Совсем недавно город пережил сильнейшее за всю историю землетрясение. Многие дома были в трещинах, некоторые строения обрушились, но по-прежнему в центре стоял невредимым тронный замок господарей Молдовы.

Замок современный, построенный с учётом того, что на башнях установят пушки. Поэтому круглые башни были огромными, сочленёнными с толстыми стенами, опоясанные глубоким рвом. Замок возвышался над местностью, и весь город, защищённый лишь рвом и земляным валом с частоколом, лежал у его подножья. В замке проводят коронацию господарей из рода Душанов. В этой цитадели вершатся дела государства. Большие доходы имеет Сучава на перекрестии торговых путей. Есть деньги у Господаря.

Проехали мост через ров, через двое невысоких арочных ворот. Кони остановились на небольшой площадке перед дворцом. Все спешились, и слуги повели гостей прямо в тронный зал, где пред ними предстал Штефан чел Маре, воевода, Божьею милостью Господарь Молдавской земли, опора православия, ктитор – основатель множества храмов и монастырей, победитель хана Большой Орды Ахмата и многих, многих других врагов.

Штефан был одет в богатый кафтан, отороченный белым мехом в чёрную искру. Под кафтаном виднелась длинная, до красных сафьяновых сапог рубаха, опоясанная драгоценным поясом. И кафтан, и рубаха и сапоги были украшены искусным золотым шитьём. На голове Господаря возлежала девятилучевая корона с жемчугами.

Штефан встречал гостей у трона из тёмного дерева, с тонкой резьбой. Его длинные, ниже плеч, русые волосы ниспадали крупными волнами. Бороды у него не было, и широкие светлые усы подчёркивали округлую славянскую форму лица. Взгляд твёрдый, холодный.

Спафарий – оруженосец стоял по левую руку от Господаря. На спафарии была остроконечная шапка, клетчатые одежды и красные сапожки поверх зелёных штанов с пристегнутой к поясу саблей.


Приём шёл по протоколу.

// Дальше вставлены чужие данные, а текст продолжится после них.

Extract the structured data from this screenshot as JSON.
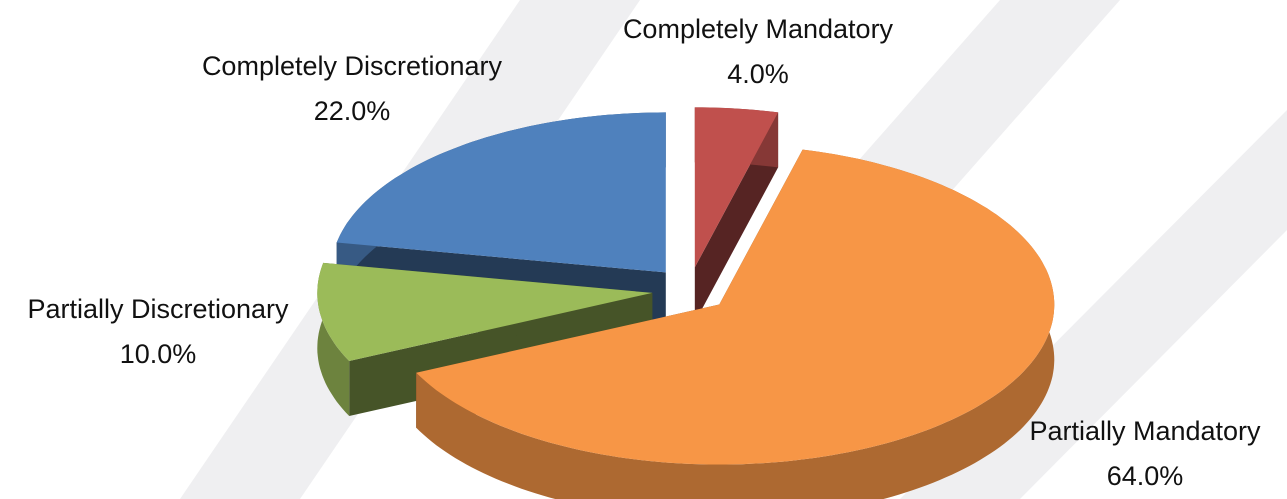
{
  "chart_data": {
    "type": "pie3d",
    "categories": [
      "Completely Mandatory",
      "Partially Mandatory",
      "Partially Discretionary",
      "Completely Discretionary"
    ],
    "values": [
      4,
      64,
      10,
      22
    ],
    "value_labels": [
      "4.0%",
      "64.0%",
      "10.0%",
      "22.0%"
    ],
    "colors": [
      "#c0504d",
      "#f79646",
      "#9bbb59",
      "#4f81bd"
    ]
  }
}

Когда официальная часть закончилась, дорогих гостей проводили в отведенные им покои.

Александр снял с себя дорожную одежду и лёг навзничь на кровать. Его раздражали чересчур мягкие перины, в которых он утонул и сразу вспотел от жара, огромные набитые пухом подушки. Его раздражало всё в этой чужой стране. Но здесь ему предстоит прожить ближайшие годы. С родиной его будет связывать только сестра, да ещё друг и учитель Теодорик Вельц. «Хорошо, что он решил поехать со мной. Надо добиться, чтобы нас поселили вместе в одной комнате».

С этой мыслью Александр уснул, измученный дорогой, и опять перед его глазами убегали назад сосны, крытые дранкой и камышом крестьянские хижины, опять он слышал стук копыт, опять вдыхал острый запах конского пота.

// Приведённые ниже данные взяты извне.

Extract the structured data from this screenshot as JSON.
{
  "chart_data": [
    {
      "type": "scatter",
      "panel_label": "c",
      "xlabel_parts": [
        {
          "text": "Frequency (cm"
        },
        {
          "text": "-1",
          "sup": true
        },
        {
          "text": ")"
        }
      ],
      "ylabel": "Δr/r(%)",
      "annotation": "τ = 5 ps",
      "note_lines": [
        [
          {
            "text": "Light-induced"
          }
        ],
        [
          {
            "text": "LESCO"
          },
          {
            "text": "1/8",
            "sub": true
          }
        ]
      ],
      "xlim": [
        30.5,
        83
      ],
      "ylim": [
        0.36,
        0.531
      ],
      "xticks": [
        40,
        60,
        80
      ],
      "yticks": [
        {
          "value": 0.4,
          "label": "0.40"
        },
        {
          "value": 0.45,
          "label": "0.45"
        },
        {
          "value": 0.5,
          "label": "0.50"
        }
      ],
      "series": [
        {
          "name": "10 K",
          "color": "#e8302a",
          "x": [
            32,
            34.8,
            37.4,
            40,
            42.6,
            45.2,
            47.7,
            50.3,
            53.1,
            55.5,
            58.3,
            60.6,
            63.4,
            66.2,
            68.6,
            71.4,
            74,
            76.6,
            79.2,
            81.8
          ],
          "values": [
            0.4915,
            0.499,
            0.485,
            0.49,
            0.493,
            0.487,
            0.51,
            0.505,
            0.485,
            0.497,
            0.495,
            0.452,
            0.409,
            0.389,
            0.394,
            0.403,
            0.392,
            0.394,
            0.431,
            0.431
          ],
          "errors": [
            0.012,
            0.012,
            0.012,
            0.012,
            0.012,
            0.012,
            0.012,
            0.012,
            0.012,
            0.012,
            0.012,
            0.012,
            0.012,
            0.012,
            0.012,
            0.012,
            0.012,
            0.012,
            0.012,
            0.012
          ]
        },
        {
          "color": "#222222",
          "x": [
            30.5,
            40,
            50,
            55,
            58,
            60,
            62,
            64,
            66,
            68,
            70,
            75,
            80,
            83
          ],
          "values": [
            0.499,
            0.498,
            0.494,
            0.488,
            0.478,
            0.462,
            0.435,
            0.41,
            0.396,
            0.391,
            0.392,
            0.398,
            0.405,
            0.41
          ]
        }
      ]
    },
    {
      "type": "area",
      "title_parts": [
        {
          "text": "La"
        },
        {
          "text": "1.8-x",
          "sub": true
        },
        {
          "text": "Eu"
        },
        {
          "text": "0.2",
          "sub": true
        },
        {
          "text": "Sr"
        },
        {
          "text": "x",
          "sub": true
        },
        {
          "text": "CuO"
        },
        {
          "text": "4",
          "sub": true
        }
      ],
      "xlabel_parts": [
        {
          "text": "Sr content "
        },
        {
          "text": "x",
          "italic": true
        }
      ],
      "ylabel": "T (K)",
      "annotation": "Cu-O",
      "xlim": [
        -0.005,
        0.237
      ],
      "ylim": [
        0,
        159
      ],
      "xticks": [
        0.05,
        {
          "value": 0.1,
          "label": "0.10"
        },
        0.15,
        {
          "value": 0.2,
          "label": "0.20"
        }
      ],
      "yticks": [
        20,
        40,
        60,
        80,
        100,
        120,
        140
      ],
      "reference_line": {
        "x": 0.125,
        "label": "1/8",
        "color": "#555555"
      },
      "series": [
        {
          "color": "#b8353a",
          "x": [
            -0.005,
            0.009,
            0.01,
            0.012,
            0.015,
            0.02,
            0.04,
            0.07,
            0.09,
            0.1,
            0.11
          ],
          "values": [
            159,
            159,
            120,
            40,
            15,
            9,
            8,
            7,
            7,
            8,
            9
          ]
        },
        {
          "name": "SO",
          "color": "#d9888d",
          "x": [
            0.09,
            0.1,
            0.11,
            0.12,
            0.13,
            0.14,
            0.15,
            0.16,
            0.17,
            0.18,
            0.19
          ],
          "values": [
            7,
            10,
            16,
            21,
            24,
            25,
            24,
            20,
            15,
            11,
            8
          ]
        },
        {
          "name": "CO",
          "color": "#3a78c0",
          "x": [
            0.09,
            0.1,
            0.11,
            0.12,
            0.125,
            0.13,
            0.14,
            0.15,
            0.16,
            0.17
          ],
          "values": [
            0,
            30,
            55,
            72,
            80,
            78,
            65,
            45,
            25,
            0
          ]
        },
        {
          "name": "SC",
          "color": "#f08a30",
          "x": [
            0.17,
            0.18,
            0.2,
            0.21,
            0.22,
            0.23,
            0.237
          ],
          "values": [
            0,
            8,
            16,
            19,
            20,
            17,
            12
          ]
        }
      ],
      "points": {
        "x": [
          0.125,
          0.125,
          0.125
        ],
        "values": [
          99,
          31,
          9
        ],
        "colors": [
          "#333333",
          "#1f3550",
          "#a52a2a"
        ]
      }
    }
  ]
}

14 сентября состоялась свадьба. Александр очень скоро устал от духоты набитого людьми храма, от церковного песнопения, от блеска золота и парчи, в которую были одеты православные попы и придворные, от несмолкаемого трезвона колоколов.

Княжич думал о сестре: вспоминал её маленькой девочкой, игравшей в куклы с подружками, вспоминал, как возвращаясь каждый раз осенью из Черкесии, где проходил боевую подготовку, удивлялся, насколько она повзрослела и похорошела за лето.

Теперь Мария уже совсем взрослая, и скоро станет мамой. А он? Он уже вырос? Или попрежнему остаётся мальчишкой? Александр впервые задал себе этот вопрос, и не смог сам на него ответить.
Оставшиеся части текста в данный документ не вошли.